From yesterday – Monday, September 29 – to October 10, the International Monetary Fund (IMF) staff began engagements with government in its fifth programme review with US$360million of funding in the balance.
The IMF mission will evaluate the nation’s economic performance as of June 2025 under the US$3billion Extended Credit Facility (ECF) that expires in May 2026. This review represents the country’s second-to-last checkpoint before exiting IMF support after three years of financial assistance.
Around US$2.3billion has so far been received in disbursements since signing the programme in May 2023. Thus, a successful review will trigger the release of another US$360million in October 2025; bringing total disbursements to just under the full programme value of US$3billion.
IMF staff are expected to scrutinise multiple economic indicators, including inflation trends, foreign reserve sustainability and completion of government arrears audits.

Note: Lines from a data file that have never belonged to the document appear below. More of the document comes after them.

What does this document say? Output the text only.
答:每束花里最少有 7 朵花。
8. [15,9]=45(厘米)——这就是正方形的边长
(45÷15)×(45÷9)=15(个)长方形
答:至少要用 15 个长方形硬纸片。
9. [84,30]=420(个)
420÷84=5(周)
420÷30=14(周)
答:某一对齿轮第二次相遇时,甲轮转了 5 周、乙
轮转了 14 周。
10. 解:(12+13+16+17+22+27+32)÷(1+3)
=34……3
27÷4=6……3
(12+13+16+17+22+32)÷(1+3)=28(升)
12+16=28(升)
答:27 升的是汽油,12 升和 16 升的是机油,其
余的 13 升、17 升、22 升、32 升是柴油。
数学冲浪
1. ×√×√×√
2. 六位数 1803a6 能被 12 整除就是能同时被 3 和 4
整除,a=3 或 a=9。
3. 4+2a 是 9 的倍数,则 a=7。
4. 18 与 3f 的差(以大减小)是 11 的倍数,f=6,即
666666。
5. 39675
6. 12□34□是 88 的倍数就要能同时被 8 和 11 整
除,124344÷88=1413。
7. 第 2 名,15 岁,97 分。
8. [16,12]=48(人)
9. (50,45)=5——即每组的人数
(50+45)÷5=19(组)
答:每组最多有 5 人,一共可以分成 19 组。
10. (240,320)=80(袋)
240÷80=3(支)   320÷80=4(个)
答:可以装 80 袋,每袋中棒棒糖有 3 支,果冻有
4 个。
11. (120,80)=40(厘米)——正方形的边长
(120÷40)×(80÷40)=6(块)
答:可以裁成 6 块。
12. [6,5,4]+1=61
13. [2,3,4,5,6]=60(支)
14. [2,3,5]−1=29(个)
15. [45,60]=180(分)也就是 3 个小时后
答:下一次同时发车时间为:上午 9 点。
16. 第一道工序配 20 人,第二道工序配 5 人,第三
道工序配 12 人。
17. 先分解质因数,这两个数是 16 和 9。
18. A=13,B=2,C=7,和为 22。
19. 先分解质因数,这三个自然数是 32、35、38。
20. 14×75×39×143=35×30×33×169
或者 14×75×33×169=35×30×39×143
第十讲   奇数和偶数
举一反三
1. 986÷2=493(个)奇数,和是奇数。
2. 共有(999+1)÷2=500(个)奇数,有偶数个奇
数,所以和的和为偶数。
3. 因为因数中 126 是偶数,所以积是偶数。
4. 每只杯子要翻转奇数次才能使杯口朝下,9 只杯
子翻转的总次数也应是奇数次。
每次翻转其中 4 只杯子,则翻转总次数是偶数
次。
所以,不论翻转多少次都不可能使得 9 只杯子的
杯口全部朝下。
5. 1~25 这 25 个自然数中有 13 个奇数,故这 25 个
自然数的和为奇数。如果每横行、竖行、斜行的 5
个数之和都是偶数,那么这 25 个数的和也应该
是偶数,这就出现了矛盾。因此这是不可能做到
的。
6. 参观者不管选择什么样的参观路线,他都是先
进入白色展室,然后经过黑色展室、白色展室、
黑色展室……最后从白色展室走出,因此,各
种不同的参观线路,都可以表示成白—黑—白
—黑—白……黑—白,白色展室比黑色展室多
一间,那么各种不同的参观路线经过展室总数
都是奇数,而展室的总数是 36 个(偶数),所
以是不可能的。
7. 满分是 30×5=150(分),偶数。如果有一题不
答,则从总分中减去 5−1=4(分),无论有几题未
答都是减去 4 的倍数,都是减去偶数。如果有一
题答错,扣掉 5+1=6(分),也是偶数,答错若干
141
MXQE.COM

The assessment comes at a time when revenue collection has fallen short of targets despite currency appreciation, creating challenges for meeting government’s primary surplus goal set at 1.5 percent of Gross Domestic Product (GDP).
Additionally, arrears have accumulated in key funding mechanisms including the National Health Insurance Levy, Ghana Education Trust Fund and Road Fund, while social spending programmes face financing gaps.

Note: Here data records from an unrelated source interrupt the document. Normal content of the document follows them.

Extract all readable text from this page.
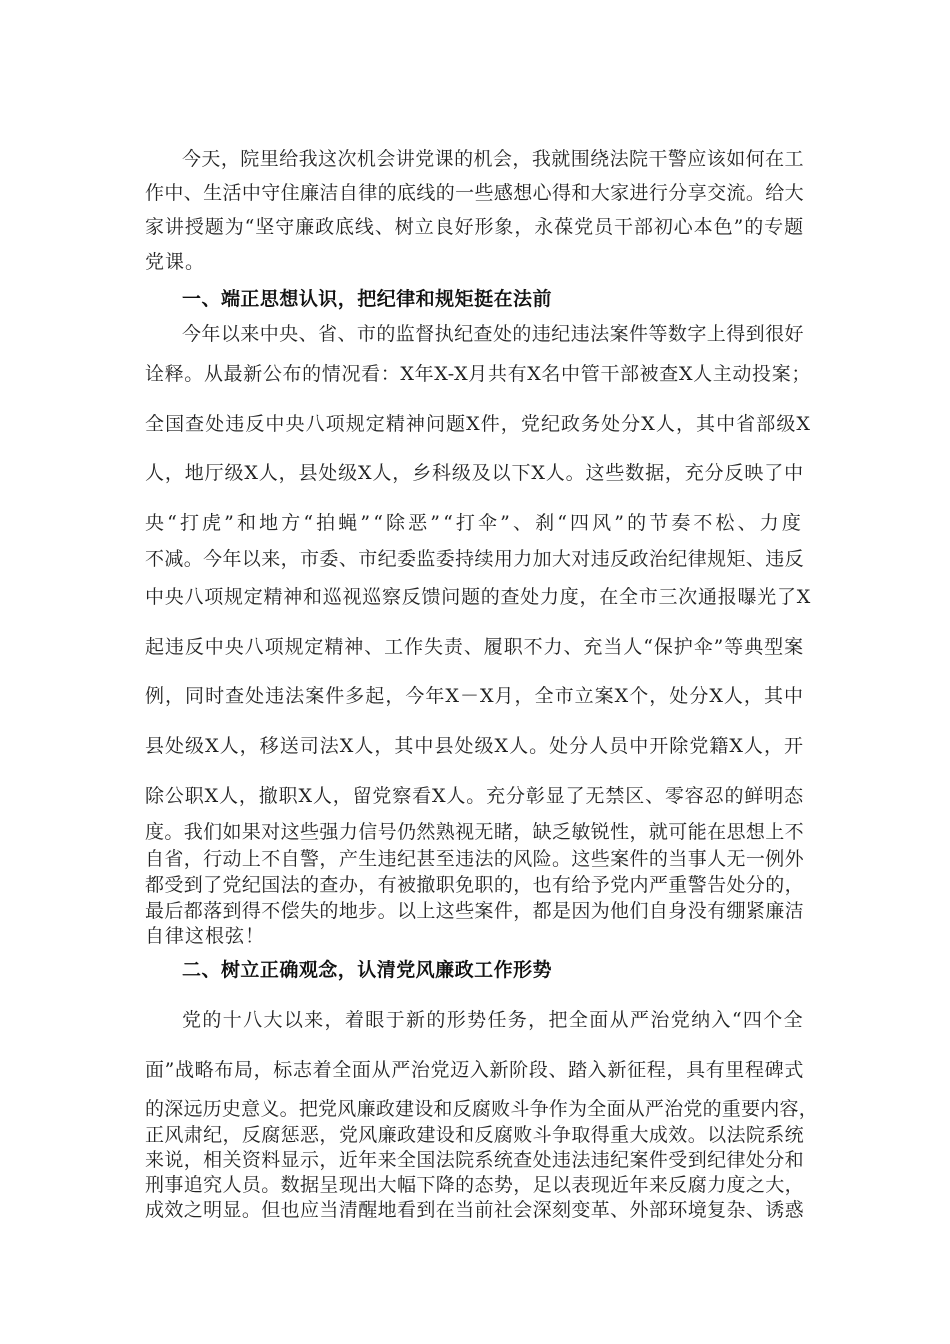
今天，院里给我这次机会讲党课的机会，我就围绕法院干警应该如何在工
作中、生活中守住廉洁自律的底线的一些感想心得和大家进行分享交流。给大
家讲授题为“坚守廉政底线、树立良好形象，永葆党员干部初心本色”的专题
党课。
一、端正思想认识，把纪律和规矩挺在法前
今年以来中央、省、市的监督执纪查处的违纪违法案件等数字上得到很好
诠释。从最新公布的情况看：X年X-X月共有X名中管干部被查X人主动投案；
全国查处违反中央八项规定精神问题X件，党纪政务处分X人，其中省部级X
人，地厅级X人，县处级X人，乡科级及以下X人。这些数据，充分反映了中
央“打虎”和地方“拍蝇”“除恶”“打伞”、刹“四风”的节奏不松、力度
不减。今年以来，市委、市纪委监委持续用力加大对违反政治纪律规矩、违反
中央八项规定精神和巡视巡察反馈问题的查处力度，在全市三次通报曝光了X
起违反中央八项规定精神、工作失责、履职不力、充当人“保护伞”等典型案
例，同时查处违法案件多起，今年X－X月，全市立案X个，处分X人，其中
县处级X人，移送司法X人，其中县处级X人。处分人员中开除党籍X人，开
除公职X人，撤职X人，留党察看X人。充分彰显了无禁区、零容忍的鲜明态
度。我们如果对这些强力信号仍然熟视无睹，缺乏敏锐性，就可能在思想上不
自省，行动上不自警，产生违纪甚至违法的风险。这些案件的当事人无一例外
都受到了党纪国法的查办，有被撤职免职的，也有给予党内严重警告处分的，
最后都落到得不偿失的地步。以上这些案件，都是因为他们自身没有绷紧廉洁
自律这根弦！
二、树立正确观念，认清党风廉政工作形势
党的十八大以来，着眼于新的形势任务，把全面从严治党纳入“四个全
面”战略布局，标志着全面从严治党迈入新阶段、踏入新征程，具有里程碑式
的深远历史意义。把党风廉政建设和反腐败斗争作为全面从严治党的重要内容，
正风肃纪，反腐惩恶，党风廉政建设和反腐败斗争取得重大成效。以法院系统
来说，相关资料显示，近年来全国法院系统查处违法违纪案件受到纪律处分和
刑事追究人员。数据呈现出大幅下降的态势，足以表现近年来反腐力度之大，
成效之明显。但也应当清醒地看到在当前社会深刻变革、外部环境复杂、诱惑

That said, government has implemented several reforms to satisfy IMF conditions ahead of the review.
Parliament has passed new tax legislation, including VAT amendments aimed at improving revenue collection and compliance. Public procurement systems have been overhauled to increase transparency and efficiency.
Authorities resolved a significant backlog of government payments from 2024, reducing fiscal imbalances that threatened programme targets.

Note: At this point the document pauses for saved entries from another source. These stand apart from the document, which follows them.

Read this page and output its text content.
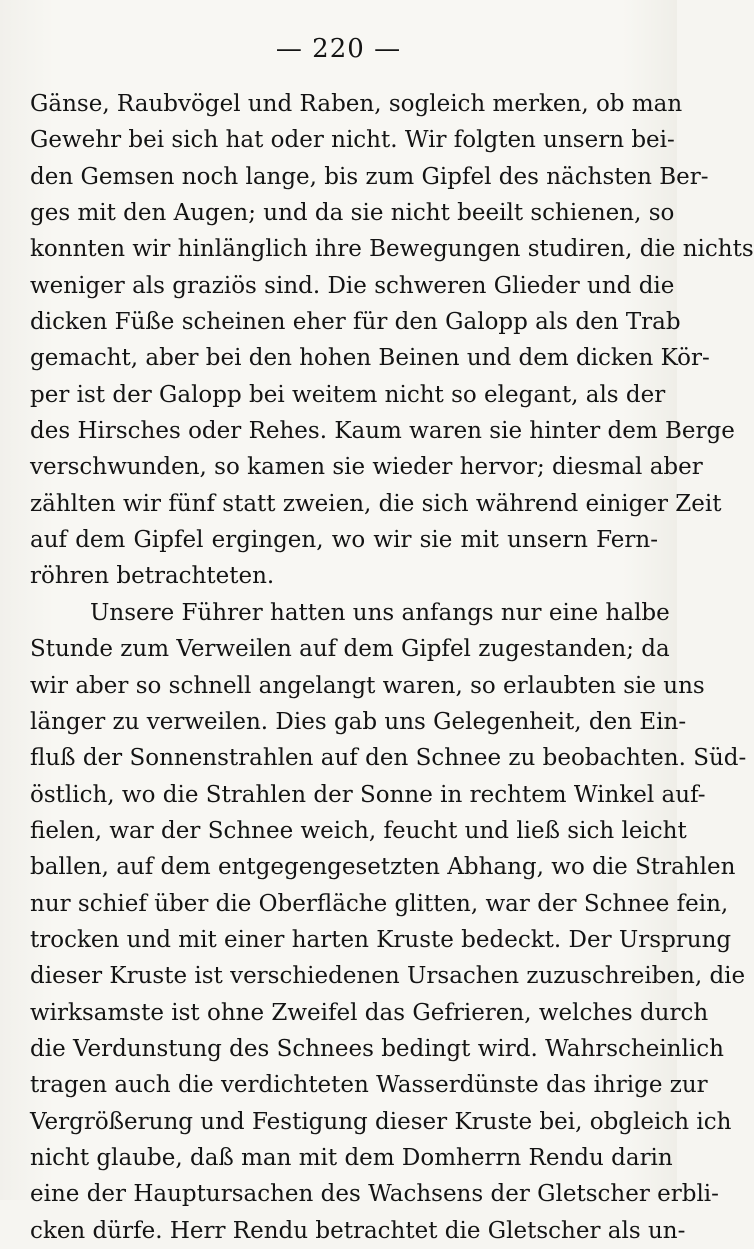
— 220 —
Gänse, Raubvögel und Raben, sogleich merken, ob man
Gewehr bei sich hat oder nicht. Wir folgten unsern bei-
den Gemsen noch lange, bis zum Gipfel des nächsten Ber-
ges mit den Augen; und da sie nicht beeilt schienen, so
konnten wir hinlänglich ihre Bewegungen studiren, die nichts
weniger als graziös sind. Die schweren Glieder und die
dicken Füße scheinen eher für den Galopp als den Trab
gemacht, aber bei den hohen Beinen und dem dicken Kör-
per ist der Galopp bei weitem nicht so elegant, als der
des Hirsches oder Rehes. Kaum waren sie hinter dem Berge
verschwunden, so kamen sie wieder hervor; diesmal aber
zählten wir fünf statt zweien, die sich während einiger Zeit
auf dem Gipfel ergingen, wo wir sie mit unsern Fern-
röhren betrachteten.
Unsere Führer hatten uns anfangs nur eine halbe
Stunde zum Verweilen auf dem Gipfel zugestanden; da
wir aber so schnell angelangt waren, so erlaubten sie uns
länger zu verweilen. Dies gab uns Gelegenheit, den Ein-
fluß der Sonnenstrahlen auf den Schnee zu beobachten. Süd-
östlich, wo die Strahlen der Sonne in rechtem Winkel auf-
fielen, war der Schnee weich, feucht und ließ sich leicht
ballen, auf dem entgegengesetzten Abhang, wo die Strahlen
nur schief über die Oberfläche glitten, war der Schnee fein,
trocken und mit einer harten Kruste bedeckt. Der Ursprung
dieser Kruste ist verschiedenen Ursachen zuzuschreiben, die
wirksamste ist ohne Zweifel das Gefrieren, welches durch
die Verdunstung des Schnees bedingt wird. Wahrscheinlich
tragen auch die verdichteten Wasserdünste das ihrige zur
Vergrößerung und Festigung dieser Kruste bei, obgleich ich
nicht glaube, daß man mit dem Domherrn Rendu darin
eine der Hauptursachen des Wachsens der Gletscher erbli-
cken dürfe. Herr Rendu betrachtet die Gletscher als un-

Monetary policy has been tightened to combat inflation, which exceeded programme benchmarks earlier but now shows declining trends – standing at 11.5 percent as of August 2025.
Electricity tariffs have been adjusted to improve the power sector’s financial position, while banking sector reforms have advanced with recapitalisation efforts for struggling institutions.
The economy has maintained growth momentum despite programme constraints, with mining, agriculture, technology and construction sectors driving expansion. The IMF has praised these reform efforts as essential for restoring macroeconomic stability.
Ghana will undergo its final programme review in April 2026 before exiting IMF support.